The Lycoming County commissioners on Thursday will be presented with Marcellus Shale impact studies focusing on housing, water and sewer infrastructure, it was revealed Tuesday during a commissioners work session.
The studies, which were developed by stakeholder groups with the assistance of the county and its consulting firm, are the culmination of nearly eight months of work, said William Kelly, deputy director of the county Department of Planning and Community Development.
Two other studies, focusing on transportation, social justice and education, will be presented to the commissioners in November, Kelly said.
Stakeholder groups began meeting in January with representatives of the county planning department and Mechanicsburg-based consulting firm Delta Development Group acting as moderators.

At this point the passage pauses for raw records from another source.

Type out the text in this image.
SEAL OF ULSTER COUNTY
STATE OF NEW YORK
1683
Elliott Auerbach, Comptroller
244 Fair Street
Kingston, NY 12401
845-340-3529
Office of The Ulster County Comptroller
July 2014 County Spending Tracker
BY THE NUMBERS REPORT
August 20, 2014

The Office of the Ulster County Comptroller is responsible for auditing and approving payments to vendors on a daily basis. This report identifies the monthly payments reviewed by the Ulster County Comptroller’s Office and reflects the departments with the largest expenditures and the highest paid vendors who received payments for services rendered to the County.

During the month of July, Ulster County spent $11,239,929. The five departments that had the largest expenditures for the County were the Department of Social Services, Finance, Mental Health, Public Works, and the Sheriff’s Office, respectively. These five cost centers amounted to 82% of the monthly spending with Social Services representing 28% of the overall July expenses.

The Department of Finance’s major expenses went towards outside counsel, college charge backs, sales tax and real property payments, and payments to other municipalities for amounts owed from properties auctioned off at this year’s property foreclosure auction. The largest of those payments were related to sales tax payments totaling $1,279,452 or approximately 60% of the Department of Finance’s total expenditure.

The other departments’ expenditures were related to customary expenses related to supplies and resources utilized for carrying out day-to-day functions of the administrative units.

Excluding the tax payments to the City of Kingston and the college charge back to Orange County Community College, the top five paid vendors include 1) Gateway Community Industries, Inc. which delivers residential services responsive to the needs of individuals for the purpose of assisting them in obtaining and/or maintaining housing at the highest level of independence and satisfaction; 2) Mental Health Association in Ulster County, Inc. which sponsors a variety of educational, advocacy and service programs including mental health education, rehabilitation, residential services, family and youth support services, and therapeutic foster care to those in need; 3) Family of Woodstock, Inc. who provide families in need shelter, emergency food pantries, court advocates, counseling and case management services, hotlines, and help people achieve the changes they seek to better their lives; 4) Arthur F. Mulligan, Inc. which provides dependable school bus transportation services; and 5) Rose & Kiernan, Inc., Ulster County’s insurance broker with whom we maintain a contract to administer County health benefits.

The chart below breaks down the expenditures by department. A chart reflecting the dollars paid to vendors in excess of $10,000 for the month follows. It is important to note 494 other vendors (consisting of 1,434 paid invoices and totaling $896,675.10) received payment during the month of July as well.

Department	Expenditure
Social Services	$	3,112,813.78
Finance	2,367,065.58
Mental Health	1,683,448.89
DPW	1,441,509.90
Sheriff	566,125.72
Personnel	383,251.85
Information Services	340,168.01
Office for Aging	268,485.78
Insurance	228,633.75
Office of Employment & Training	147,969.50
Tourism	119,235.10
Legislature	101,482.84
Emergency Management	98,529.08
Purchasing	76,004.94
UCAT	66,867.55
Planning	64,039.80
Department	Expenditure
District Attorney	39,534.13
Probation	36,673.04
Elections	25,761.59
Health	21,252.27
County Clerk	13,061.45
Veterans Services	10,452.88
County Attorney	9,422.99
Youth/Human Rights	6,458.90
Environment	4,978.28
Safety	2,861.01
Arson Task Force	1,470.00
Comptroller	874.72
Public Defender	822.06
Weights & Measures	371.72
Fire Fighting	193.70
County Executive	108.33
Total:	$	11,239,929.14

According to Kelly, the timing of the release of the second group of studies is important because the state is scheduled to begin sending out Act 13 gas industry impact fee checks in early December.
The county and its municipalities are expected to receive about $10 million this year, according the county.
The studies will show how local impact fee revenue can best be used, or be used to help make a case for revenue that may become available by the state.
According to Kelly, the studies identified conditions that existed before the gas industry arrived, then compared them to conditions that exist today as a result of the industry.
Conditions could be the same, have gotten better or become aggravated by the industry, he said.
The impact area of housing required a careful look at all aspects of housing, including temporary housing, hotel lodging, rental property supply, affordability, resale market, the supply of subsidized and public housing and population change.
The issue of water and sewer infrastructure had to take into account the fact that there already were demands for expanded water and sewer service before the industry arrived here, Kelly said.
Dr. Vincent Matteo, president and CEO of the Williamsport/Lycoming Chamber of Commerce, said he supports the studies, especially those that focus on infrastructure.
"Without infrastructure, you are not going to get industry to locate here," Matteo said. "We have decent infrastructure now, but with the growth we see now and will see in the future, we'll want to make sure our water and sewer is up to snuff. It's critical to economic development.
"I think the studies are an excellent idea, with Act 13 in particular and the need to get the most out of (impact fee) dollars," Matteo said.
Commissioner Jeff C. Wheeland said the county wanted to quantify exactly what the industry impacts are, regardless of whether impact fee legislation was passed. Now that the legislation has been passed, the studies will show how to best use impact fee revenue.
"Obviously, the studies are very important," Wheeland said. "They really drill down, as near as we can, to the facts as to the exact impacts of the Marcellus Shale industry on Lycoming County.
"We need these studies so can quantify, qualify and prioritize the specific impacts so (impact fee) money can be spent in the most prudent manner," he added.
"The demands for the funding far exceed what is available in Lycoming County today," he said. "The challenge is how to make the beset decisions moving forward. It'll be a better tomorrow because of what we're doing today."